In my experience, most of samples retain more than 50% of reads after denoising by the DADA2 pipeline. But if samples have really bad read quality towards the 3' end, you may see a huge loss of reads during merging because of mismatches or insufficient overlapping. Below are dada2 stats from one of our study for your reference, but they may differ greatly among different studies.
For the primer length, I assume it's best to trim off the exact lengths as the presence of primer sequence may affect the chimera dectition. The new qiime2 taxonomic assignment method uses machine learning to train the model on the amplicon without primer sequences, so I guess it's best to just trim off the exact primer sequence. But I may be wrong. QIIME2 developers may have better answers.
I'm not sure if 3 samples are enough for the DADA2 to learn the error rate. Maybe also try a higher number of testing samples, say 6?
Losing a large fraction of your reads may not necessarily be a bad thing. Check this comment by Dr. Benjamin Callahan. You can run a rarefaction analysis to find out if the resulting sequences are enough for the downstream analysis for most of your samples. If that’s the case, then you’re fine.
The lost of large fraction of reads is more likely caused by the data than the DADA2 pipeline. To verify that, you can download some similar data with mock, denoise the sequence with the QIIME2 version you’re using and see what you get. If the mock looks as it should be, then it’s not the DADA2’s problem.
As mentioned above, a positive control helps you to find out if there’s something wrong with the bioinformatics. You can test your ideas with the mock sample if you happened to include one in your sequencing run. If not, you may want to go ahead with both approaches and judge the results with your knowledge about your samples. Use the one that makes sense to you.
I compared the best DADA2 results of paired end F+R, and DADA2 results of single end.
The results of BARPLOT were very different. F+R is much more detailed than the F. The distribution of taxa is different.
I do not know what to choose. taxa-bar-plots260.220.qzv (410.8 KB) taxa-bar-plots.F.qzv (331.7 KB)
As the number of sequences used for computing alpha-diversity increases, the observed alpha-diversity increases as well. If a rarefaction curve reaches a plateau at a certain sequencing depth, then it’s an indication that the sequencing depth is sufficient to uncover the taxa composition in that sample. Based on your rarefaction plot, the observed OTUs seem to level out starting from 8000 reads. Thus, 12000 sequences seem to be sufficient for your downstream analyses.
For the taxa barplot, you got very different taxonomic composition.
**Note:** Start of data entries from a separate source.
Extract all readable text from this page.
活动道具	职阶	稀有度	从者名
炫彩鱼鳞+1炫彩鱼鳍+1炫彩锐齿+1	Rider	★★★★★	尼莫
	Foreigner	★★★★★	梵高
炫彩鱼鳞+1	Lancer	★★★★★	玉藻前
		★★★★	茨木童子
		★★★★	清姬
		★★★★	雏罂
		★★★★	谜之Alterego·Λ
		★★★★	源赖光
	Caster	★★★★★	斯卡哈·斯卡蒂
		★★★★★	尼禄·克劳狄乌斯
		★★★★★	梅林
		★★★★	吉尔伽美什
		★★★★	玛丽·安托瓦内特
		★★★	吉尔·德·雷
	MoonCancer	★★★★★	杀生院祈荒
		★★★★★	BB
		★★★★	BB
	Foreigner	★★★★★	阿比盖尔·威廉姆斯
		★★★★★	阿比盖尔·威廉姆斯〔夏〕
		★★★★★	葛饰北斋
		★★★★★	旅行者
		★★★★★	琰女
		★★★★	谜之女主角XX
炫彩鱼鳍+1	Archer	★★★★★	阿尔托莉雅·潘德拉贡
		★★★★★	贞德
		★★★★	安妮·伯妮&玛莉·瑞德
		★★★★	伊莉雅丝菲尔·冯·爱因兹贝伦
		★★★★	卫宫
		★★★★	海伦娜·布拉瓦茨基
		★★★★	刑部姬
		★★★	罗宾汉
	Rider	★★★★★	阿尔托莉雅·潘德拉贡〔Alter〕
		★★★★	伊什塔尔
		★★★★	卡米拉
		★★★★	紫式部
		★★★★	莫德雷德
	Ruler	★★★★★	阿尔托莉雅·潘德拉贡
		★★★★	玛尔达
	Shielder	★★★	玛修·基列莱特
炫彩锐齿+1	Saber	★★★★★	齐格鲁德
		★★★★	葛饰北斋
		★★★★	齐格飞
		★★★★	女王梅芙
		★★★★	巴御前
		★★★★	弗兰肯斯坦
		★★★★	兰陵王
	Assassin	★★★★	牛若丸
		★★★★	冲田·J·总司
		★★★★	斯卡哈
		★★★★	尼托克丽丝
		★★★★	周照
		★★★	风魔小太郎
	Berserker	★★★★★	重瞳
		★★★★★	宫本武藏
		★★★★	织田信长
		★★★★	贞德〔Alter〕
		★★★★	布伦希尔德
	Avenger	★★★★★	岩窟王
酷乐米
It’s expected that the pair-ended reads gave you a higher taxonomic resolution as the amplicon lengths used for the sequence classification are longer than those of the forward reads only.
However, it’s alarming that the number of taxa and their relative abundances are so different for the pair-ended reads and forward reads only. You may want to check your workflow to identify if there’s anything that has not been done correctly.
The observed OTUs in your samples are quite high. Another thing you can do to help make the decision is to go through the papers describing the microbiota profile of samples similar to yours: how diverse the biota is and what the dominant taxa are. I believe the known findings can assist you to judge the quality of your results.